This is Grant Lippman's first year running the Spouter Inn more or less on his own (his mother, Cathy Lippman, can't seem to stay away from the gardens). He's had a long apprenticeship since the Lippmans restored this 1832 house back in the 1980s and converted it into a bed-and-breakfast. Grant's father, Paul, is a proficient woodworker and sometime boatbuilder, and the beautifully joined and spar-varnished cabinets throughout the inn attest to his skills. His workmanship dovetails nicely with a variety of antique furnishings to strike the perfect blend of Maine farmhouse and nautical inn.
Looking to economize, we took the smallest of the inn's rooms, the Fo'c'sle, where Paul Lippman's cabinets in the small bathroom didn't seem at all incongruous with the room's Victorian dark walnut furniture.

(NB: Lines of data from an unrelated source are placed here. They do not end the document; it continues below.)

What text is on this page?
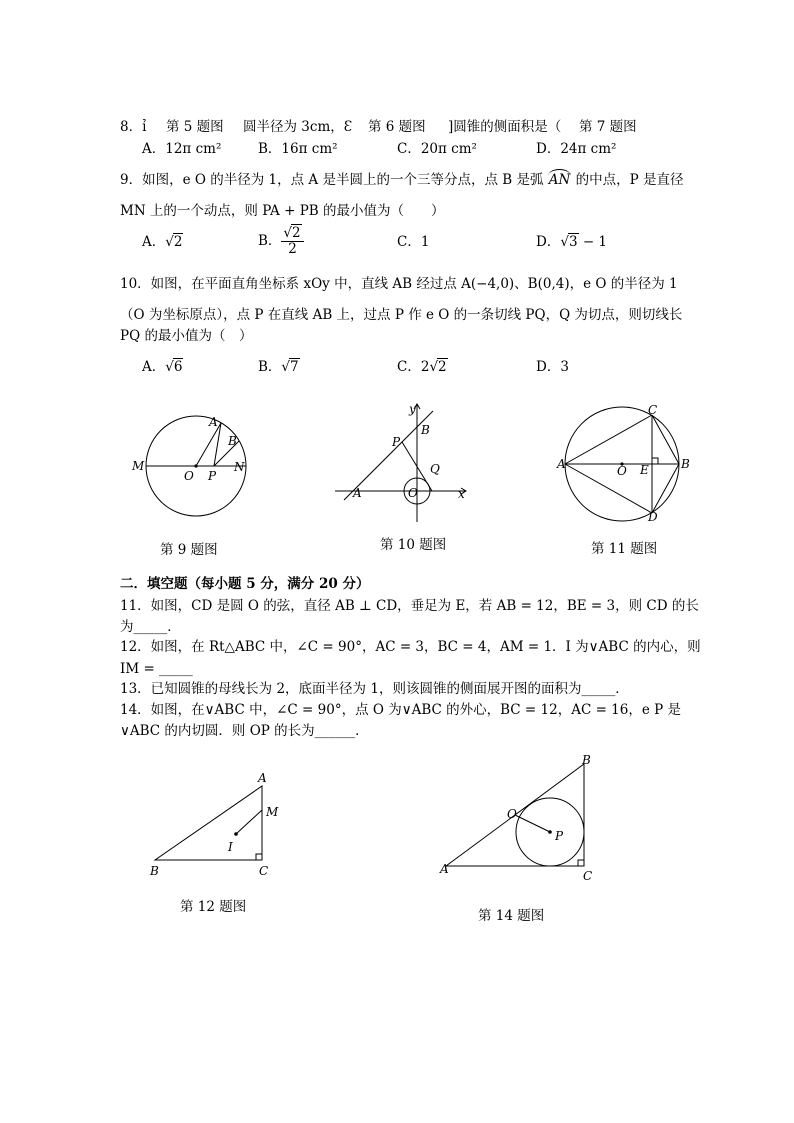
8．ỉ 第 5 题图 圆半径为 3cm，Ɛ 第 6 题图 ]圆锥的侧面积是（ 第 7 题图
A．12π cm²	B．16π cm²	C．20π cm²	D．24π cm²
9．如图，e O 的半径为 1，点 A 是半圆上的一个三等分点，点 B 是弧 AN 的中点，P 是直径
MN 上的一个动点，则 PA + PB 的最小值为（　　）
A．√2	B． $\frac{√2}{2}$	C．1	D．√3 − 1
10．如图，在平面直角坐标系 xOy 中，直线 AB 经过点 A(−4,0)、B(0,4)，e O 的半径为 1
（O 为坐标原点），点 P 在直线 AB 上，过点 P 作 e O 的一条切线 PQ，Q 为切点，则切线长
PQ 的最小值为（　）
A．√6	B．√7	C．2√2	D．3
M
O P
A
B
N
y
B
P
Q
A	O	x
C
A	O E	B
D
A
M
I
B	C
B
O
P
A	C
第 9 题图	第 10 题图	第 11 题图
二．填空题（每小题 5 分，满分 20 分）
11．如图，CD 是圆 O 的弦，直径 AB ⊥ CD，垂足为 E，若 AB = 12，BE = 3，则 CD 的长
为_____．
12．如图，在 Rt△ABC 中，∠C = 90°，AC = 3，BC = 4，AM = 1．I 为∨ABC 的内心，则
IM = _____
13．已知圆锥的母线长为 2，底面半径为 1，则该圆锥的侧面展开图的面积为_____．
14．如图，在∨ABC 中，∠C = 90°，点 O 为∨ABC 的外心，BC = 12，AC = 16，e P 是
∨ABC 的内切圆．则 OP 的长为______．
第 12 题图
第 14 题图
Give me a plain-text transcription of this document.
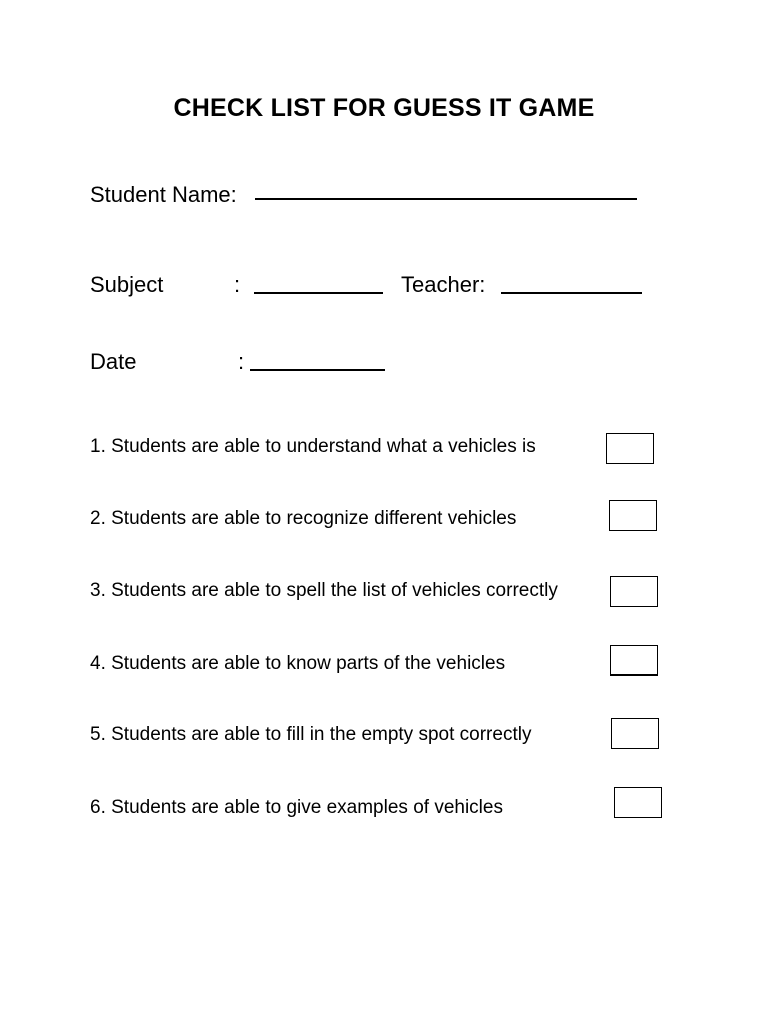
CHECK LIST FOR GUESS IT GAME
Student Name:
Subject	:	Teacher:
Date	:
1. Students are able to understand what a vehicles is
2. Students are able to recognize different vehicles
3. Students are able to spell the list of vehicles correctly
4. Students are able to know parts of the vehicles
5. Students are able to fill in the empty spot correctly
6. Students are able to give examples of vehicles
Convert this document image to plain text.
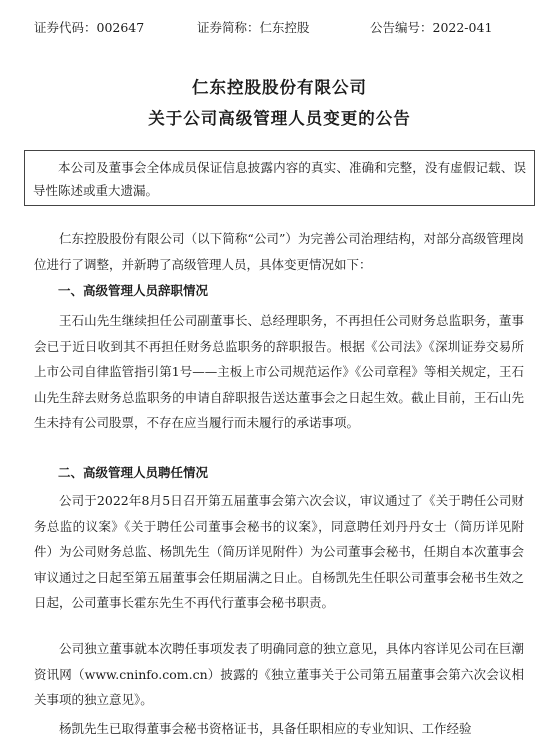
证券代码：002647	证券简称：仁东控股	公告编号：2022-041
仁东控股股份有限公司
关于公司高级管理人员变更的公告
本公司及董事会全体成员保证信息披露内容的真实、准确和完整，没有虚假记载、误导性陈述或重大遗漏。

仁东控股股份有限公司（以下简称“公司”）为完善公司治理结构，对部分高级管理岗位进行了调整，并新聘了高级管理人员，具体变更情况如下：

一、高级管理人员辞职情况

王石山先生继续担任公司副董事长、总经理职务，不再担任公司财务总监职务，董事会已于近日收到其不再担任财务总监职务的辞职报告。根据《公司法》《深圳证券交易所上市公司自律监管指引第1号——主板上市公司规范运作》《公司章程》等相关规定，王石山先生辞去财务总监职务的申请自辞职报告送达董事会之日起生效。截止目前，王石山先生未持有公司股票，不存在应当履行而未履行的承诺事项。

二、高级管理人员聘任情况

公司于2022年8月5日召开第五届董事会第六次会议，审议通过了《关于聘任公司财务总监的议案》《关于聘任公司董事会秘书的议案》，同意聘任刘丹丹女士（简历详见附件）为公司财务总监、杨凯先生（简历详见附件）为公司董事会秘书，任期自本次董事会审议通过之日起至第五届董事会任期届满之日止。自杨凯先生任职公司董事会秘书生效之日起，公司董事长霍东先生不再代行董事会秘书职责。

公司独立董事就本次聘任事项发表了明确同意的独立意见，具体内容详见公司在巨潮资讯网（www.cninfo.com.cn）披露的《独立董事关于公司第五届董事会第六次会议相关事项的独立意见》。

杨凯先生已取得董事会秘书资格证书，具备任职相应的专业知识、工作经验
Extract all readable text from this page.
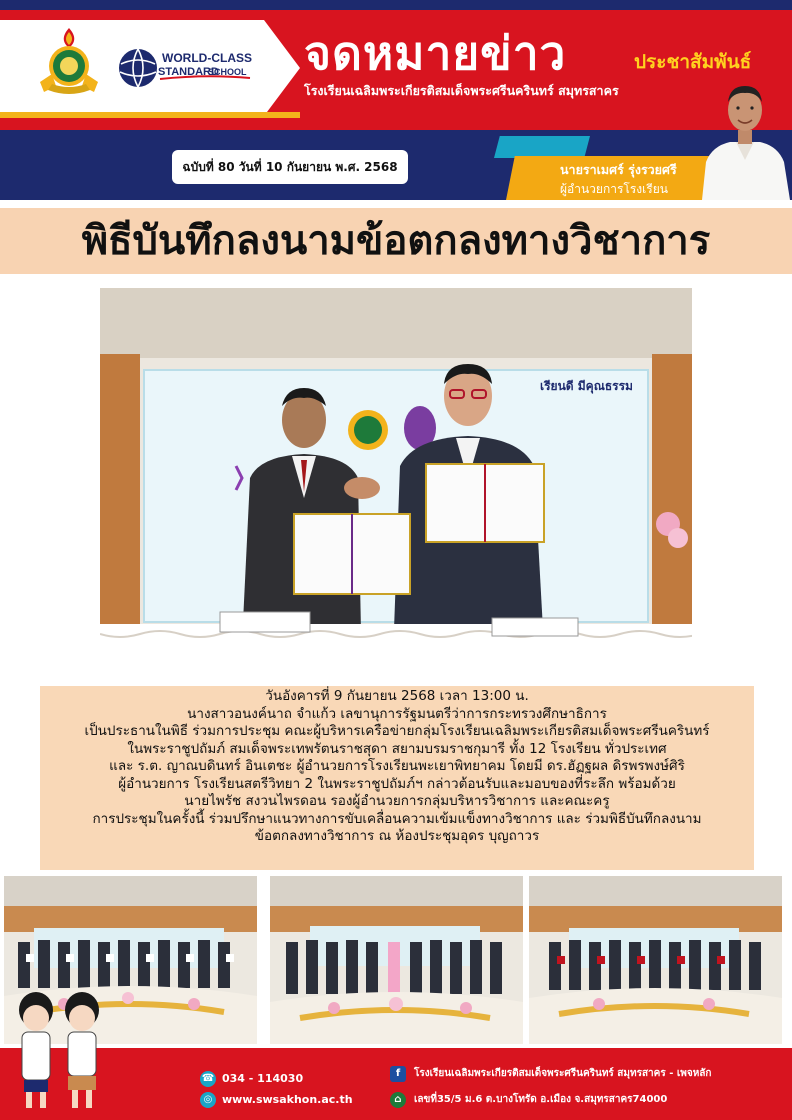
WORLD-CLASS
STANDARD
SCHOOL จดหมายข่าว	ประชาสัมพันธ์
โรงเรียนเฉลิมพระเกียรติสมเด็จพระศรีนครินทร์ สมุทรสาคร
ฉบับที่ 80 วันที่ 10 กันยายน พ.ศ. 2568	นายราเมศร์ รุ่งรวยศรี
ผู้อำนวยการโรงเรียน
พิธีบันทึกลงนามข้อตกลงทางวิชาการ
เรียนดี มีคุณธรรม
วันอังคารที่ 9 กันยายน 2568 เวลา 13:00 น.
นางสาวอนงค์นาถ จำแก้ว เลขานุการรัฐมนตรีว่าการกระทรวงศึกษาธิการ
เป็นประธานในพิธี ร่วมการประชุม คณะผู้บริหารเครือข่ายกลุ่มโรงเรียนเฉลิมพระเกียรติสมเด็จพระศรีนครินทร์
ในพระราชูปถัมภ์ สมเด็จพระเทพรัตนราชสุดา สยามบรมราชกุมารี ทั้ง 12 โรงเรียน ทั่วประเทศ
และ ร.ต. ญาณบดินทร์ อินเตชะ ผู้อำนวยการโรงเรียนพะเยาพิทยาคม โดยมี ดร.ฮัฏฐผล ดิรพรพงษ์ศิริ
ผู้อำนวยการ โรงเรียนสตรีวิทยา 2 ในพระราชูปถัมภ์ฯ กล่าวต้อนรับและมอบของที่ระลึก พร้อมด้วย
นายไพรัช สงวนไพรดอน รองผู้อำนวยการกลุ่มบริหารวิชาการ และคณะครู
การประชุมในครั้งนี้ ร่วมปรึกษาแนวทางการขับเคลื่อนความเข้มแข็งทางวิชาการ และ ร่วมพิธีบันทึกลงนาม
ข้อตกลงทางวิชาการ ณ ห้องประชุมอุดร บุญถาวร
☎ 034 - 114030
◎ www.swsakhon.ac.th
f	โรงเรียนเฉลิมพระเกียรติสมเด็จพระศรีนครินทร์ สมุทรสาคร - เพจหลัก
⌂	เลขที่35/5 ม.6 ต.บางโทรัด อ.เมือง จ.สมุทรสาคร74000
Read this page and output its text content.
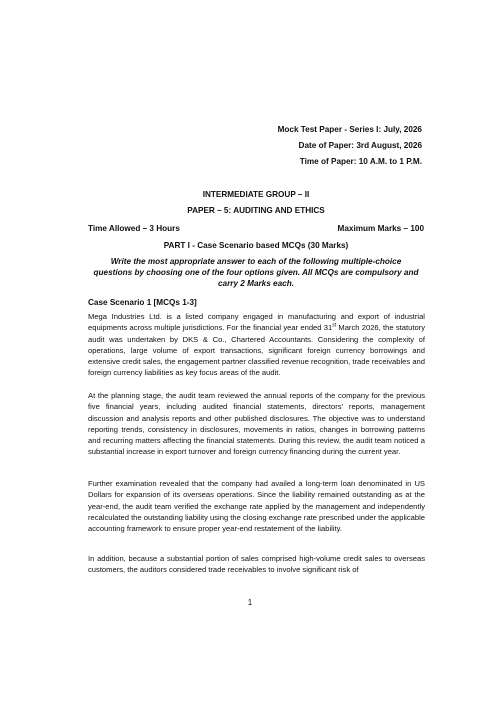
Mock Test Paper - Series I: July, 2026
Date of Paper: 3rd August, 2026
Time of Paper: 10 A.M. to 1 P.M.
INTERMEDIATE GROUP – II
PAPER – 5: AUDITING AND ETHICS
Time Allowed – 3 Hours	Maximum Marks – 100
PART I - Case Scenario based MCQs (30 Marks)
Write the most appropriate answer to each of the following multiple-choice questions by choosing one of the four options given. All MCQs are compulsory and carry 2 Marks each.
Case Scenario 1 [MCQs 1-3]

Mega Industries Ltd. is a listed company engaged in manufacturing and export of industrial equipments across multiple jurisdictions. For the financial year ended 31st March 2026, the statutory audit was undertaken by DKS & Co., Chartered Accountants. Considering the complexity of operations, large volume of export transactions, significant foreign currency borrowings and extensive credit sales, the engagement partner classified revenue recognition, trade receivables and foreign currency liabilities as key focus areas of the audit.

At the planning stage, the audit team reviewed the annual reports of the company for the previous five financial years, including audited financial statements, directors’ reports, management discussion and analysis reports and other published disclosures. The objective was to understand reporting trends, consistency in disclosures, movements in ratios, changes in borrowing patterns and recurring matters affecting the financial statements. During this review, the audit team noticed a substantial increase in export turnover and foreign currency financing during the current year.

Further examination revealed that the company had availed a long-term loan denominated in US Dollars for expansion of its overseas operations. Since the liability remained outstanding as at the year-end, the audit team verified the exchange rate applied by the management and independently recalculated the outstanding liability using the closing exchange rate prescribed under the applicable accounting framework to ensure proper year-end restatement of the liability.

In addition, because a substantial portion of sales comprised high-volume credit sales to overseas customers, the auditors considered trade receivables to involve significant risk of

1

Besides, we knew we weren't going to spend that much waking time up on the second floor, even with our great view of the sea. As soon as we checked in, we made a beeline to Cellardoor Vineyards in Lincolnville, the state's first farm winery. After a decade of harvests, the vines have matured sufficiently to produce some pleasant quaffing wine, especially the riesling and a vidal blanc that goes by the name "Vino DiVine." With crisp acidity and just off-sweet fruitiness, the vidal proved a perfect wine to sip during the evening when we rocked on the front porch and watched the island of Islesboro (just three miles across a narrow strait) appear and disappear in the fog. We weren't the first to rock and sip, rock and sip. The Spouter Inn has a guest refrigerator beneath a cabinet full of wine glasses and assorted corkscrews.